10-24-2011 10:40 AM
We have SAN Fabric configuration with Brocade 5300s running FOS v6.4.0b.
Each of our two floors (1 & 2), served by a Brocade 5300, floor's local hosts and storage, and these
two switches are connected by TWO 8 Gbps ISLs (trunked on port#0 and port#1). All hosts (mostly Windows) in our
environemnt access storage on either floors., so ISLs are essential in our design.
We never get close to thruput limitation on ISL links, but instead we end up getting latency bottlenecks.
For example we see high number of "tim_txcrd_z" and high values for C3 frames received (261498201) on ISL trunk port.
tim_rdy_pri 1042 Time R_RDY high priority
tim_txcrd_z 3508284216 Time TX Credit Zero (2.5Us ticks)
tim_rdy_pri 1041 Time R_RDY high priority
tim_txcrd_z 4259587257 Time TX Credit Zero (2.5Us ticks)
Obviously, we see I/O delays and/or timeouts accessing SAN storage (Two EVA 8400s - one on each floor).
EVA8400s doesn't appear to show any performance/latency bottleneck, so we imagine it must be
caused by SAN and/or ISLs.
Oct 24 2011 09:23:52 GMT Warning "Severe latency bottleneck detected at slot 0 port 0". Switch 259976 1 AN-1010 FL1_BCD5300_SWF-FA
When checking via Storage Essentials - we do not see thruput anywhere near/above 8% on ISLs.
By configuring additional ISLs on different port-group (ASIC), would it help to provide alternate route to the
SAN Traffic, and also provide additional BB-credits ?
Reading from documentation we understand - you can connect additional ISLs on different port-group? In such cases
those ISL won't simply be trunked, but still be used via DPS (Dynamic Path Selection) for ISL Traffic.

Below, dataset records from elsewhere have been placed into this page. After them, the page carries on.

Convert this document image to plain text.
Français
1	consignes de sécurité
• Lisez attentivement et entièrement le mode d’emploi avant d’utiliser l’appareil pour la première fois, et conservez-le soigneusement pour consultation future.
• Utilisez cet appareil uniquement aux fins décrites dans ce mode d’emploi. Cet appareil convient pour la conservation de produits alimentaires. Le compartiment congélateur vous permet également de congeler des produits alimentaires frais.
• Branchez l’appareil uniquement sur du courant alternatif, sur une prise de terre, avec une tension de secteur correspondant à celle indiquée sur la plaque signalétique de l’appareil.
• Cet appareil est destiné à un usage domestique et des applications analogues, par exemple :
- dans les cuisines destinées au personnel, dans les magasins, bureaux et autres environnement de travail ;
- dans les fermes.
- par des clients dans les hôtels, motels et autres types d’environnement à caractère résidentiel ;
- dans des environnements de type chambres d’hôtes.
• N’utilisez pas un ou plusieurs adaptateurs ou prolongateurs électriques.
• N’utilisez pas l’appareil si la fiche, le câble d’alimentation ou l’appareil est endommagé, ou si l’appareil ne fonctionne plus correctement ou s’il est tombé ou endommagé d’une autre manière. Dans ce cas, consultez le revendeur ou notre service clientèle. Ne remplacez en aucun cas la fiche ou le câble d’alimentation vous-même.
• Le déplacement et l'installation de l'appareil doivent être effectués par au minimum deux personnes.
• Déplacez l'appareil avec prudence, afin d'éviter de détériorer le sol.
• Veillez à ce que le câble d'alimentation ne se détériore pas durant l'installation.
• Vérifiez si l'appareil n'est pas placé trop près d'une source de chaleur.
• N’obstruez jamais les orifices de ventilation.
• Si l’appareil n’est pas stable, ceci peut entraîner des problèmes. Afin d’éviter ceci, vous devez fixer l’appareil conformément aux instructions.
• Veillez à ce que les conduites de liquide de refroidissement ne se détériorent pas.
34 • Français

Correct?
Any other ideas to chase this problem, or underlying issues?
10-24-2011 11:04 AM
Check your distance if you have long distance links.
It looks like you don't have enough buffers configured to run you're ISL at 8G
Do you use CA? If so
-what replication protocol is set on the EVA8400's? (there are 2 protocols and they require different settings on all switches participating on the paths that run CA traffic)
-Do you see errors in de CVE controllr logs with regards to the ISLs or excessive rate changes or DR groups suspending and resuming?
10-24-2011 11:34 AM
I'm have a problem that sounds a bit like the same problem, my problem is that my servers is loosing paths, have you seen that as well?
10-24-2011 12:23 PM
Thanks for quick suggestions. We do not have CA, but might say something similar - HP SVSP (SAN Virtualization) - thru which we setup some mirroring on some volumes EVAs across floors (about10 TB of data-size, but updates/writes are moderate, not overly write intense). But from what I hear - we've had these I/O timeouts even before SVSP (and the mirroring across two EVAs) was put in place. Before this SVSP came into picture, the configuration was still mostly similar - hosts on either floors still accessed data from either floors EVAs (understand this setup is not most optimal - but this is how we are today). We do not see the data-mirrors splitting due to these time-outs experienced by hosts. But, SVSP's setup disks are themselves mirrored across EVAs, occationally - these do get break and after a short while re-sync.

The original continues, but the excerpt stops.